Abstract

Geological CO2 sequestration during CO2 enhanced oil recovery in tight formations is a technically and economically viable option to alleviate carbon emission. In tight formations, there existsare enormous number of nano-scale pores, which can be filled with connate and injected water. In addition, the salinity and pH of the formation water vary regionally. In this work, we used molecular dynamics simulations to study the effects of salinity and pH on CO2 solubility in brine in silica nanopores under typical geological conditions (353 K and ~ 175 bar). The pH effect is characterized by the deprotonation degree of silanol on the silica surface.
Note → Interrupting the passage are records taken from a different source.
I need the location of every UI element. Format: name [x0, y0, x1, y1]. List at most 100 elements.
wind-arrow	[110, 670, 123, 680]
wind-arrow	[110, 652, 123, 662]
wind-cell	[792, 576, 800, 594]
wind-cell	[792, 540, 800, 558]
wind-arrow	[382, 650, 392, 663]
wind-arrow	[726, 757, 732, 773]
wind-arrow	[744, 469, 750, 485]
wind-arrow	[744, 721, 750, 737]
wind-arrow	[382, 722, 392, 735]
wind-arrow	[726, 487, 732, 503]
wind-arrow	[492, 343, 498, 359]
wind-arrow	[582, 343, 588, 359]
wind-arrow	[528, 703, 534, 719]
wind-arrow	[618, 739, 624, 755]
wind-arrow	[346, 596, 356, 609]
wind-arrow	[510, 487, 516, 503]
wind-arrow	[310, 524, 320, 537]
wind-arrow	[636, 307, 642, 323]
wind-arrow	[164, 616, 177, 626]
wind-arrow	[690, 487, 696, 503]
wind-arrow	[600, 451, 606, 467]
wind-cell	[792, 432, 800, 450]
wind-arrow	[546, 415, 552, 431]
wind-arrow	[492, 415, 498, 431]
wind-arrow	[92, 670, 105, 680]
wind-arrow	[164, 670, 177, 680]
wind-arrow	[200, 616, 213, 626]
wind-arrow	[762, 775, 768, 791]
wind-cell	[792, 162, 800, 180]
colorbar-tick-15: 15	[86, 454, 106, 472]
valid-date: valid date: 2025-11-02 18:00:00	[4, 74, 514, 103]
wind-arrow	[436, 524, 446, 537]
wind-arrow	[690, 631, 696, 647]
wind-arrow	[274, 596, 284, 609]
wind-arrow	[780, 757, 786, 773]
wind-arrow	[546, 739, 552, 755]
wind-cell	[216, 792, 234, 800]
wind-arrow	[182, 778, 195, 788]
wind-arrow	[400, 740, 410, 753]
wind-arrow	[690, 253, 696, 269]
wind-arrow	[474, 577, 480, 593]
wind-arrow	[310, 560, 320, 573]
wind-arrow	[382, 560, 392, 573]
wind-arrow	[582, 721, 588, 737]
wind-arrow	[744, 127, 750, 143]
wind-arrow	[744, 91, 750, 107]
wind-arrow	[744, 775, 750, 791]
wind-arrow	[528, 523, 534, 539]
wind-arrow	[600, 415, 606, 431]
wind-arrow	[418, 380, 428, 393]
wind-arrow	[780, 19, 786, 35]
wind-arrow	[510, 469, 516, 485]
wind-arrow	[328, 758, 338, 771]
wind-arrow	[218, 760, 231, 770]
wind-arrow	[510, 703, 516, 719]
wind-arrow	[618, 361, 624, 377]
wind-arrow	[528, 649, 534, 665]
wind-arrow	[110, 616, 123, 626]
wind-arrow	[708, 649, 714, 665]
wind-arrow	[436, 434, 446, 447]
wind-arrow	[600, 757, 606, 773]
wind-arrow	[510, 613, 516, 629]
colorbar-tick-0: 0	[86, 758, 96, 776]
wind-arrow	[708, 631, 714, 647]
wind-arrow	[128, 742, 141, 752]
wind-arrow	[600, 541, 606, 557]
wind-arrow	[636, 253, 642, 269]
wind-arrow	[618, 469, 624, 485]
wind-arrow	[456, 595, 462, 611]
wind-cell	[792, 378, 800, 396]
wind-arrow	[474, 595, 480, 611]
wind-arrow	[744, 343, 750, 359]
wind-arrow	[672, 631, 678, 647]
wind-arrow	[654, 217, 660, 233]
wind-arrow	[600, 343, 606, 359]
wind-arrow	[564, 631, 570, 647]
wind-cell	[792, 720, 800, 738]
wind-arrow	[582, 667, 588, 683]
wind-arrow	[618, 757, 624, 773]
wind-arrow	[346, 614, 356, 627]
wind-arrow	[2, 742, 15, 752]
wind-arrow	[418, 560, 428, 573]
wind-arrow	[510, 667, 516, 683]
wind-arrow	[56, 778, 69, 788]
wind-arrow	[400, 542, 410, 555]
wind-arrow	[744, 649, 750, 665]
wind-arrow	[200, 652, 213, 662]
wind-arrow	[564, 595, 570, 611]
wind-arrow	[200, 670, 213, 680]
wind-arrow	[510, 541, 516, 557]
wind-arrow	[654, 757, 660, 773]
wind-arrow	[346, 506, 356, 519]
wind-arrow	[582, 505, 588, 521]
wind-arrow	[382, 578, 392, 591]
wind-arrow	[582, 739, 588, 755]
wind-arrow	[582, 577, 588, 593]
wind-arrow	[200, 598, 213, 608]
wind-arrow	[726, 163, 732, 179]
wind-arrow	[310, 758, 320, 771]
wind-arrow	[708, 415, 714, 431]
We find that water mainly distributes around the silanol groups and CO2 mainly enriches in the areas where silanol groups are vacant. Na+ ions are generally depleted from the non-deprotonated silica surface, whereas they are strongly attracted to the pore surfaces in the deprotonated cases. The different water hydration structures around the non-deprotonated and deprotonated silanols arise from the accumulation of Na+ ions in the vicinity of SiO− groups. As salinity increases, the average densities of CO2 and water decrease in all silica nanopores and CO2 solubility in brine in silica nanopores decreases. On the other hand, as pH increases, water density increases but CO2 density decreases, resulting in a decrease of CO2 solubility in brine in silica nanopores. CO2 solubility in brine with a low pH range (~2–5) can be as high as 1.3–1.6 times of that in bulk, while it is comparable with that in bulk at a high pH range (~7–9). Overall, low salinity and low pH conditions are favored for geological CO2 sequestration by solubility trapping in tight formations.